1. Technical Field
The present invention relates in general to data processing and, in particular, to functional verification of a processor. Still more particularly, the present invention relates to a processor and method of testing a processor for hardware faults through execution of a pipeline interlocking instruction.
2. Description of the Related Art
A typical superscalar microprocessor is a highly complex digital integrated circuit including, for example, one or more levels of cache memory for storing instructions and data, a number of execution units for executing instructions, instruction sequencing logic for retrieving instructions from memory and routing the instructions to the various execution units, and registers for storing operands and result data. Interspersed within and between these components are varies queues, buffers and latches for temporarily buffering instructions, data and control information.
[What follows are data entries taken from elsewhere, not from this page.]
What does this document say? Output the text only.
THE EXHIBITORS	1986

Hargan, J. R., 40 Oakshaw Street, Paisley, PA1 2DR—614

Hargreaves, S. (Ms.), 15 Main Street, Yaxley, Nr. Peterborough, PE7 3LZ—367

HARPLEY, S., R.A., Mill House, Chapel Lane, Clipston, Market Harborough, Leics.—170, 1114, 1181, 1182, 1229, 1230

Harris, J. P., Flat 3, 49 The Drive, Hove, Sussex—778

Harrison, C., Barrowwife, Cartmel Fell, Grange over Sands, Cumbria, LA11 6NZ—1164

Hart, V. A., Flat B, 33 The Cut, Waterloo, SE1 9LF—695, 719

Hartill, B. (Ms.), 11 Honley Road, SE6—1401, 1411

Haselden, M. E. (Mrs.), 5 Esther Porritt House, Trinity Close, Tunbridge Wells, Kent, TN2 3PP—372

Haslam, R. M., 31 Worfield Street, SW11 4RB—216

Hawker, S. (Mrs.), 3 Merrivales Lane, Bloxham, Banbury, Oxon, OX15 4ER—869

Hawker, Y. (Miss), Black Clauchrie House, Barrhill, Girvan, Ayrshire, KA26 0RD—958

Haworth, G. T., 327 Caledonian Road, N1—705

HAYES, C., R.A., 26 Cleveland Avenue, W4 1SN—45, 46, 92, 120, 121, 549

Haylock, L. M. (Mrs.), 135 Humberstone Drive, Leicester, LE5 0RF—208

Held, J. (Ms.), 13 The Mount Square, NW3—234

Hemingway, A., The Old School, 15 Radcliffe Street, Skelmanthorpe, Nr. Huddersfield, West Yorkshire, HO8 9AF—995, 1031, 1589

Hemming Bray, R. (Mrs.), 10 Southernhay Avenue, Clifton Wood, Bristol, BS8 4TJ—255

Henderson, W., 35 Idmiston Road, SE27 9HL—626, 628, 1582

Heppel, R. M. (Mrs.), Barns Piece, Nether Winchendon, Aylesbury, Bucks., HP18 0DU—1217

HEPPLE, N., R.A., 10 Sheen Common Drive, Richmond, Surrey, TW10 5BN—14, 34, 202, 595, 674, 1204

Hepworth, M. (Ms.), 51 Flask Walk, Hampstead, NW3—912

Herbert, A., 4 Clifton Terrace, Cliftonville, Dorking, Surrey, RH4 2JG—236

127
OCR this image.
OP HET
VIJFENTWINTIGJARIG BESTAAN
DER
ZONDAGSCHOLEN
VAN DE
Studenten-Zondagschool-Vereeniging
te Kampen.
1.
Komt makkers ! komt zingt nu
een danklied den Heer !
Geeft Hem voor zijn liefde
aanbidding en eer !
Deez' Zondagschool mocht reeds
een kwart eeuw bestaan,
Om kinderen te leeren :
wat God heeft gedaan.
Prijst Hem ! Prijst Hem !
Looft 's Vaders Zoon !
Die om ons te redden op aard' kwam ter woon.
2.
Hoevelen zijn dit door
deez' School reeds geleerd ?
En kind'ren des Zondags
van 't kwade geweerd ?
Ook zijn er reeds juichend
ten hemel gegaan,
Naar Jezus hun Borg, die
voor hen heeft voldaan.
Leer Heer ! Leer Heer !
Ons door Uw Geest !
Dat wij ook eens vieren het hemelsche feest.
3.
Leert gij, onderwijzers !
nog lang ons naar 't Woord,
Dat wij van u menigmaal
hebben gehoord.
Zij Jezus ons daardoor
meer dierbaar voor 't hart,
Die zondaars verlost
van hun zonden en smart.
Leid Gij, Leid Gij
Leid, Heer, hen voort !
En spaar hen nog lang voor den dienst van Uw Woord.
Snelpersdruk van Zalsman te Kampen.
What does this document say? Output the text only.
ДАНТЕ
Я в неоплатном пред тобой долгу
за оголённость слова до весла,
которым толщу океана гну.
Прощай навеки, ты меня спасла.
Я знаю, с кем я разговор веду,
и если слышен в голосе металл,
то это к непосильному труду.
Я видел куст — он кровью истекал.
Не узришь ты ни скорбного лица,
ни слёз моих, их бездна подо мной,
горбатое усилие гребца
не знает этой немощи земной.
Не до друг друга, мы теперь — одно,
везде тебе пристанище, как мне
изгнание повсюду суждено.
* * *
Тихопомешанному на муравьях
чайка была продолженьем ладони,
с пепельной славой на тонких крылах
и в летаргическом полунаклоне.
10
As will be appreciated, at any one time the typical processor described above contains an enormous amount of state information, which can be defined as the aggregate of the instructions, data and control information present within the processor. Because of the size of the processor's state space, it is difficult to adequately test for combinations of internal conditions (e.g., full queues or buffers, certain instruction sequences, etc.) that can produce hardware functional errors by simulation testing or post-fabrication hardware testing utilizing conventional instruction streams. Such conventional methods of functional verification simply do not reliably induce or model “corner cases” (i.e., infrequently occurring combinations of internal states) that are likely to result in functional errors.
Thus, while complex circuitry such as processors can be tested for manufacturing faults, for example, utilizing conventional IEEE 1149.1 boundary scan testing, no method of performing full functional verification on a complex superscalar processor is currently available. Consequently, many conventional processors remain only partially tested, thus permitting hardware functional errors to remain undetected until after fabrication or release.